Lindsey Vonn's appearance on the cover of Sports Illustrated's Olympic preview edition for the United States got a lot of attention after the wide circulation of a critical blog post by Nicole LaVoi, associate director of the Tucker Center for Research on Girls and Women in Sports at the University of Minnesota.
"When females are featured on the cover of SI," LaVoi wrote, "they are more likely than not to be in sexualized poses and not in action — and the most recent Vonn cover is no exception."

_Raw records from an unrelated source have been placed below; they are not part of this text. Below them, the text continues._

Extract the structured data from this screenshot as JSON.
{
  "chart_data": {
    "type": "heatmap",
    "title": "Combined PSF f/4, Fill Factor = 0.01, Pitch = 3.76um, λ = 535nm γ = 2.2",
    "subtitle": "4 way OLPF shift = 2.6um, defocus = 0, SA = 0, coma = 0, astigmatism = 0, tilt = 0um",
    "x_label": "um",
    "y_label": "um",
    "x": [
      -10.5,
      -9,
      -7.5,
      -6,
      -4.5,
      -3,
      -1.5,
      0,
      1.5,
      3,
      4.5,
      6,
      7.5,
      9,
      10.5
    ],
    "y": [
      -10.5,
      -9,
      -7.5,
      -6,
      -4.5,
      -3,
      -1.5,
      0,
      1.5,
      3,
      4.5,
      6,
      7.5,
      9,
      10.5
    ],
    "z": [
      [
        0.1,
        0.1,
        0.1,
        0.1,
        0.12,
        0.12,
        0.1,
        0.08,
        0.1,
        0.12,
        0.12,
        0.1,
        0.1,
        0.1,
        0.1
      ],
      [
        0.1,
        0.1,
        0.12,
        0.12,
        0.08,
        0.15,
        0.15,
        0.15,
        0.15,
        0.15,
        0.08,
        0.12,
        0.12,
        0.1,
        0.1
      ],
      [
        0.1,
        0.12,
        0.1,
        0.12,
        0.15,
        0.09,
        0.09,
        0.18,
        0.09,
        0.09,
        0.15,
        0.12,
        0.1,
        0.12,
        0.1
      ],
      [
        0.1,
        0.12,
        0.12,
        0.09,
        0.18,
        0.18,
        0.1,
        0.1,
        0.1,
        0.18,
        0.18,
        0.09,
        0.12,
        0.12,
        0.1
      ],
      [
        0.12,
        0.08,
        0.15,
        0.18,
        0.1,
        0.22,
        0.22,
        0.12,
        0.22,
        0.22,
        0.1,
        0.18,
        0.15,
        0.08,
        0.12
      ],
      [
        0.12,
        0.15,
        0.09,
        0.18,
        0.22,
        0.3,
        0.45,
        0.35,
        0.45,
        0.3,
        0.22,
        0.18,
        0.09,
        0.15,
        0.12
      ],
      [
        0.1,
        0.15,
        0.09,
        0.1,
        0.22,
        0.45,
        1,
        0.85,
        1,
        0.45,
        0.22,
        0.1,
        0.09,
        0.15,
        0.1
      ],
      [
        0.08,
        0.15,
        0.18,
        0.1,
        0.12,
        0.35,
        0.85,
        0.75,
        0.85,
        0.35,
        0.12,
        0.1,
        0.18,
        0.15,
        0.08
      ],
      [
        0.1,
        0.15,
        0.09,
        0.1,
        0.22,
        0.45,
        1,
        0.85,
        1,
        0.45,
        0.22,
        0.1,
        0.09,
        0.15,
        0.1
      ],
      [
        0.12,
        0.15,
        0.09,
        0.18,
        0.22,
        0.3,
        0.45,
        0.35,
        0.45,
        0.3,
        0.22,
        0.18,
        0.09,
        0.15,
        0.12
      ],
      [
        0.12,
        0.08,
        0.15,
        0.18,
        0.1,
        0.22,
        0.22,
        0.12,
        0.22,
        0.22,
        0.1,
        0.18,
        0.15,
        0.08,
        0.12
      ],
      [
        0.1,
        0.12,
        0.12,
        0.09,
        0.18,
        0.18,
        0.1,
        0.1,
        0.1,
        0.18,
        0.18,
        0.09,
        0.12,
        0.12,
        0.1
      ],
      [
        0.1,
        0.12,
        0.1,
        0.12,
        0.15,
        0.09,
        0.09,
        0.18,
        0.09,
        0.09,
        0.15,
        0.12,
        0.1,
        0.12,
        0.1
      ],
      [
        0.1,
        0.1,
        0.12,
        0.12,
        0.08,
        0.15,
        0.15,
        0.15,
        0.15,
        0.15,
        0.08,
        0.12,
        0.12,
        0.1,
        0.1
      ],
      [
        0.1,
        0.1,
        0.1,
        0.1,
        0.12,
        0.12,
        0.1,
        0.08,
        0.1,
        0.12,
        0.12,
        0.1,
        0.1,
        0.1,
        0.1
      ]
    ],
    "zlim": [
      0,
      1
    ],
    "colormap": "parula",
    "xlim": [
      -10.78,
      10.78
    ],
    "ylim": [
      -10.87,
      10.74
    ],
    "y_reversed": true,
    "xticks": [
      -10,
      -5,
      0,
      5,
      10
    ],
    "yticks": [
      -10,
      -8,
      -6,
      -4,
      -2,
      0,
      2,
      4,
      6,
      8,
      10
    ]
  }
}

The majority of the reaction to the post has been critical of LaVoi. It has been pointed out that Vonn is wearing the outfit she competes in and is in a traditional skiing position. In followup posts, LaVoi elaborated on her feelings, saying among other things that ski stance or not, the photo is still posed and Vonn isn't in her complete uniform because she isn't wearing a helmet.
"Picture a male ski racer in a similar pose on the cover of SI, smiling at the camera. Would we see that?" she wrote.
(Responses to that comment have pointed out that SI's Canadian preview issue has on the cover the Pittsburgh Penguins' and Team Canada's Sidney Crosby in a posed shot, in uniform except for his helmet, in a faceoff stance, head up and smiling at the camera.)
LaVoi re-entered the fray Tuesday when SI announced that Vonn is one of three U.S. female Olympians in this year's swimsuit issue (the others are snowboarder Hannah Teter and freestyle skier Lacy Schnoor) and posted photos from the issue on its Web site.